Türkiye’de iki yer… Biri İstanbul yaptı, büyük ölçüde bitirdi. Diğeri ise İzmir’de yapılıyor. Bunun dışında hiçbir yerde mikro bölgeleme çalışması yok. Hiçbir ilimiz kent büyümesini bu mikro bölgeleme esasına göre yapmıyor. Mikro bölgeleme dediğimiz deprem kuşaklarının jeolojik, sismolojik ve deprem karakteristiklerini belirleyip kenti ona göre yönetmesi anlamına geliyor.

“BU GERÇEK BİR BEKA SORUNUDUR”
Hatalı kentler inşa etmenin en güzel örneği bizim bu deprem bölgeleri. Bunu bütün dünya ders kitabı gibi okuyabilir. Bunların hiçbiri kader değil. Bunları herbiri burada bu inşayı, bu yapıyı yaparsanız günün birinde deprem sizivurabilir. Bunu her yer bilimci burayı gezenler bunu her an söyleyebilirlerdi. Umarım 6 Şubat gerçek bir milat olur. Bu gerçek bir beka sorunudur. Bu milattır. Eğer olmazsa samimi söylüyorum Türkiye Cumhuriyeti özgür ve bağımsız olarak geleceği olmayan bir devlet durumuna düşer. Eğer durduramazsan bitersin, özgürlüğünü de bağımsızlığına da kaybedersin.

“7.4 BÜYÜKLÜĞÜNDE DEPREM OLABİLİR”
Çorum tam Kuzey Anadolu fay hattının üzerinde. Bu kuşağın tamamı Türkiye’nin tamamı hatta dünyanın en aktif büyük depremler oluşturabilen kuşağı içerisinde. Bu kuşak aşağı yukarı Bingöl-Karlıova’dan çok büyük ölçüde Marmara Denizi’ne kadar enerjisini tüketti.

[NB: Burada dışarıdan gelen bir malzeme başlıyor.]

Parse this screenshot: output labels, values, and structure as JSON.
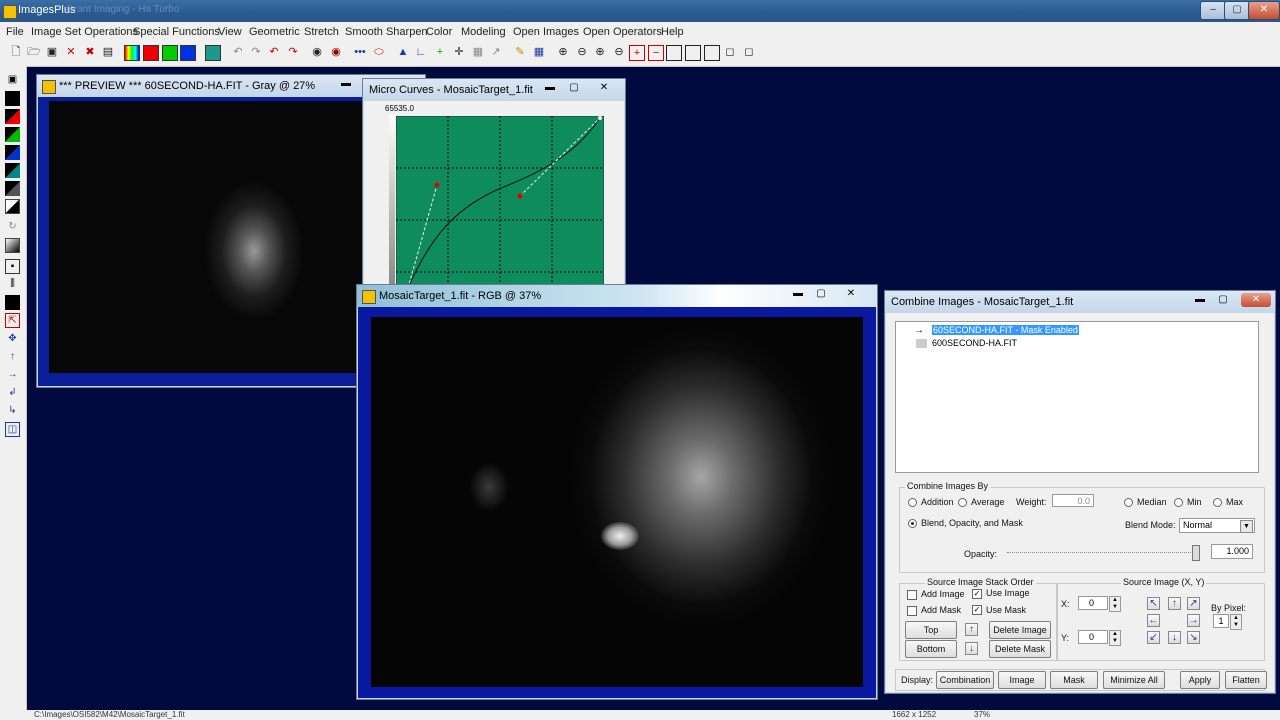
{
  "app": {
    "title": "ImagesPlus",
    "faded_title": "Grant Imaging - Ha Turbo"
  },
  "menu": [
    "File",
    "Image Set Operations",
    "Special Functions",
    "View",
    "Geometric",
    "Stretch",
    "Smooth Sharpen",
    "Color",
    "Modeling",
    "Open Images",
    "Open Operators",
    "Help"
  ],
  "preview_window": {
    "title": "*** PREVIEW *** 60SECOND-HA.FIT - Gray @ 27%"
  },
  "curves_window": {
    "title": "Micro Curves - MosaicTarget_1.fit",
    "max_value": "65535.0"
  },
  "mosaic_window": {
    "title": "MosaicTarget_1.fit - RGB @ 37%"
  },
  "combine_dialog": {
    "title": "Combine Images - MosaicTarget_1.fit",
    "stack_items": [
      "60SECOND-HA.FIT - Mask Enabled",
      "600SECOND-HA.FIT"
    ],
    "combine_by_label": "Combine Images By",
    "addition": "Addition",
    "average": "Average",
    "weight_label": "Weight:",
    "weight_value": "0.0",
    "median": "Median",
    "min": "Min",
    "max": "Max",
    "blend": "Blend, Opacity, and Mask",
    "blend_mode_label": "Blend Mode:",
    "blend_mode_value": "Normal",
    "opacity_label": "Opacity:",
    "opacity_value": "1.000",
    "stack_order_label": "Source Image Stack Order",
    "add_image": "Add Image",
    "use_image": "Use Image",
    "add_mask": "Add Mask",
    "use_mask": "Use Mask",
    "top": "Top",
    "bottom": "Bottom",
    "delete_image": "Delete Image",
    "delete_mask": "Delete Mask",
    "source_xy_label": "Source Image (X, Y)",
    "x_label": "X:",
    "x_value": "0",
    "y_label": "Y:",
    "y_value": "0",
    "by_pixel_label": "By Pixel:",
    "by_pixel_value": "1",
    "display_label": "Display:",
    "combination": "Combination",
    "image": "Image",
    "mask": "Mask",
    "minimize_all": "Minimize All",
    "apply": "Apply",
    "flatten": "Flatten"
  },
  "status": {
    "path": "C:\\Images\\OSI582\\M42\\MosaicTarget_1.fit",
    "size": "1662 x 1252",
    "zoom": "37%"
  },
  "colors": {
    "desktop": "#000a3f",
    "window_blue_frame": "#0012a0",
    "curves_green": "#0f8c5e",
    "selection": "#3399ff"
  }
}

Büyük deprem üretme enerjisini boşalttı. Şimdi Marmara’yı bekliyoruz. Bir de Erzincan ile Karlıova arasındaki bu kesimi bekliyoruz. Burada Pülümür’ün olduğu yer aşağı yukarı 7.4 büyüklüğünde belki deprem olabilir. Yedisu fayı üzerinde Bunu zaten hep söylüyoruz. Tunceli-Pülümür 7.4 büyüklüğünde deprem olabilir. Burada en son deprem 1794’te. Dolayısıyla epey zaman geçti. Erzincan depremi buraya muhtemelen enerji de transfer etmiş olabilir. Bu Doğu Anadolu fayındaki hareketler de belli ölçüde burayı biraz etkilemiş olabilir. Endişe ettiğimiz yerlerden biri bu.

‘Hocam nerede deprem bekliyorsunuz?’ diye bana sorduğunuz zaman ben parmağınızı kapatır ‘Kahramanmaraş’ filan derdik. Şimdi orası geçti. Daha büyük deprem üretme potansiyeli yok. Demek istediğim yıllarca Kahramanmaraş’ı listeye koyuyorduk. Şimdi listeden çıkarttık.

Bunu da söylüyorduk; Yedisu fayı. Marmara diyorduk, Yedisu diyorduk, Maraş diyorduk… İşte bir de Batı Anadolu’da İzmir çevresinde de ‘Dikkatli olmak gerekir’ diyorduk.

GEZEGEN HAREKETLERİ DEPREMİ TETİKLİYOR MU?
Bu harita çok büyük ölçüde doğru. Bu harita Maden Tetkik ve Arama Genel Müdürlüğü tarafından uzun yıllar yapılmış. Yani Türk yer bilimcilerinin, yabancı yer bilimcilerinin de yerel araştırmaları sonucu ortaya çıkmış harita. Dolayısıyla çok büyük ölçüde doğru. Ama kimi yerlerde görülmeyen çizilmemiş faylar olabilir. AFAD’ın ortaya koyduğu ivme değerleri, risk durumu da doğru. Bundan bir kuşkumuz yok. Ama zaman geçtikçe daha da iyi olabilir.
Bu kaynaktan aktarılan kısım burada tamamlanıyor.